The spokesperson for Ukrainian President Volodymyr Zelensky tweeted the good news Thursday morning. “The bomb shelter in Mariupol Drama Theatre has survived the brutal Russian missile,” Iuliia Mendel posted Thursday. “At least, majority stayed alive after bombing. People are getting out from the rubble.”
The shocking attack drew global scorn overnight after satellite images captured just two days before the assault showed a massive sign on the ground near the church that reads “CHILDREN” in Russian, Reuters reported. On Tuesday, some 20,000 Ukrainian refugees were evacuated from the city, but it’s unclear whether that included any of the people who were reportedly inside the theater when it was bombed. Deputy Mayor Sergei Orlov told the BBC between 1,000 and 1,200 mostly women, children and elderly people had taken shelter there under increasingly dire conditions.
“The Russian military attacked #Mariupol's Drama Theater, where a large number of citizens were hiding!” the official account of the Ukrainian parliament said in a statement on Twitter about the attack. “It is unknown how many people died under the rubble. Now there are fierce battles. No one can reach the blockages, we don’t know if there are any survivors.”
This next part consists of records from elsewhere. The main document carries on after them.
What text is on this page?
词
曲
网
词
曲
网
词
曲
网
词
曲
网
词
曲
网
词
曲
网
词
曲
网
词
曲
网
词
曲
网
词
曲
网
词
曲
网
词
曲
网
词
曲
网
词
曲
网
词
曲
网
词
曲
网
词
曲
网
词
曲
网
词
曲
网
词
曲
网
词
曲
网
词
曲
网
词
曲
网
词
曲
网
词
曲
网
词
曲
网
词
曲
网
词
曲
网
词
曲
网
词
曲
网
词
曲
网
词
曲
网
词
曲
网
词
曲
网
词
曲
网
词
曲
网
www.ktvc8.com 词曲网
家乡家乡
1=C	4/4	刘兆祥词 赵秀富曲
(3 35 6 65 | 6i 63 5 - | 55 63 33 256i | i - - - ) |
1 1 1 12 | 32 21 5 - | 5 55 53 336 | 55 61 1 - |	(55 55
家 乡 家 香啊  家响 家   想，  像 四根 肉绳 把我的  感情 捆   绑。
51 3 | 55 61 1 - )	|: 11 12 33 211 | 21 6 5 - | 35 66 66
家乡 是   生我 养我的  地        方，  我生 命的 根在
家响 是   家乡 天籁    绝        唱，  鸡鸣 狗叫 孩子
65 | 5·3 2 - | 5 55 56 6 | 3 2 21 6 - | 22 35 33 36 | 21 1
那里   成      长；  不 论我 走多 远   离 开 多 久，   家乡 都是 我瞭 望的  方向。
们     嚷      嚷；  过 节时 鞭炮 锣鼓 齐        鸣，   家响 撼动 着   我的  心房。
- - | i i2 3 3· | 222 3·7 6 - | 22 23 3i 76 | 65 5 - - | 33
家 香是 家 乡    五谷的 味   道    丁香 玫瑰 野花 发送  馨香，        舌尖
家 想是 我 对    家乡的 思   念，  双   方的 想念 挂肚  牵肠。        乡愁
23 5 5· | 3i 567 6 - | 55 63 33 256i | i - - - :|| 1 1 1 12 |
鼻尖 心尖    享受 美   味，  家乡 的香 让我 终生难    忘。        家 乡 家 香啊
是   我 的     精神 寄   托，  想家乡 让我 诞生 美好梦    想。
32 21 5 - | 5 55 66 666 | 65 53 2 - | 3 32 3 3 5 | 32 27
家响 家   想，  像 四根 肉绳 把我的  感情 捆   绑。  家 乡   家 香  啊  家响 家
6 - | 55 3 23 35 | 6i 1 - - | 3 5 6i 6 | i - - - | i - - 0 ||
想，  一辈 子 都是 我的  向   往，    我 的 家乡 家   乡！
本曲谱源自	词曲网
Early Thursday morning, the mayor of Mariupol said rescuers were hindered from reaching the structure by constant Russian shelling, but then a short time later, those inside the shelter started digging out. It is still unclear how many—if any—of those inside the makeshift bomb shelter were injured or died.
The attack comes after weeks of bloodshed and utter destruction in the strategic besieged port city of Mariupol, with Russian forces launching relentless attacks on hospitals, homes, and other non-military targets that have so far killed some 2,500 civilians in the city, many of whom have been dumped in hastily dug mass graves. More than 350,000 residents remain essentially trapped in the city as it faces almost daily bombardment from Vladimir Putin’s army.
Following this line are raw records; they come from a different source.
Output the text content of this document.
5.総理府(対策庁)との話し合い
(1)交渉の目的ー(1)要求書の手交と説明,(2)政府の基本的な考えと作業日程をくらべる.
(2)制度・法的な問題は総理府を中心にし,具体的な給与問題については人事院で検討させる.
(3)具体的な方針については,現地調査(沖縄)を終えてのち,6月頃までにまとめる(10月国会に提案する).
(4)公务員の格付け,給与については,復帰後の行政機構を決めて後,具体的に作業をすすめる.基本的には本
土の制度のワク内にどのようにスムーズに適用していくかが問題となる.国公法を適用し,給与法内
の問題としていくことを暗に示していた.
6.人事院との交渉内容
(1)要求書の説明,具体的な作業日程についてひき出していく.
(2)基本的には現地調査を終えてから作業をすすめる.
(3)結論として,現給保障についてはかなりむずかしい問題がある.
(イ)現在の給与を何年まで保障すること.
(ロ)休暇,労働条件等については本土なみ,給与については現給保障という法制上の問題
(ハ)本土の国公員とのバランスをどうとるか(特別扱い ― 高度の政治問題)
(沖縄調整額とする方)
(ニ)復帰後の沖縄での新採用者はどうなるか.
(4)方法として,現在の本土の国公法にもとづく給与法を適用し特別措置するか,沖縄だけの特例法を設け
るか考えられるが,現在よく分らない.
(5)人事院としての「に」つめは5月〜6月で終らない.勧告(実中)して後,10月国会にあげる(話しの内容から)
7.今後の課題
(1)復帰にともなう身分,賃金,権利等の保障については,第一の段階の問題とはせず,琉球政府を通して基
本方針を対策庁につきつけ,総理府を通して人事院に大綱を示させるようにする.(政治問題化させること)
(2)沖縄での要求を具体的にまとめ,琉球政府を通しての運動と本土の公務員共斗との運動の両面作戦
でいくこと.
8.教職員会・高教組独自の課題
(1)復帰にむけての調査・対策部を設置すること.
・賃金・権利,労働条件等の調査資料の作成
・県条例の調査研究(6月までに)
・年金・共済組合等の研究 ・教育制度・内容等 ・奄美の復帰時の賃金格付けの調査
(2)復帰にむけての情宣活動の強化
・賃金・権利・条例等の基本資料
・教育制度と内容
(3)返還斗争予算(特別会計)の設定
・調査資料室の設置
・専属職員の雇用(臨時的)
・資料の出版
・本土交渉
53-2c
The Russian Defense Ministry denied that Russian troops had attacked the theater and accused the far-right Ukrainian militia Azov Battalion of staging the bombing.
Videos circulating on social media showed part of the theater building in ruin, with a thick cloud of smoke billowing from the site of the wreckage late Wednesday.
The theater attack is only the latest incident to cast doubt on official claims from the Kremlin that it has not been targeting civilians since the onset of the war last month.
“This is a theater in which Russian language performances were held, it is a sanctuary in which the residents of Mariupol were rescued from the continuous shelling,” Mariupol politician Sergiy Taruta said in a statement posted to Facebook on Wednesday. “The world is obliged to hear the screams, moaning voices of [the people of Mariupol], who were buried.”
Serhiy Orlov, Mariupol’s deputy mayor, told the BBC on Wednesday that some 1,000 to 1,200 had been sheltering in the building before the attack took place.
The building, which is located in the heart of the city, is now “now fully ruined,” according to Ukrainian Minister of Affairs Dmytro Kuleba, who added in a statement about the attack that the Russians “could not have not known this was a civilian shelter.”
The Mariupol city council accused Russian forces of “purposefully and cynically” destroying the theater, adding that a “plane dropped a bomb on a building where hundreds of peaceful Mariupol residents were hiding.”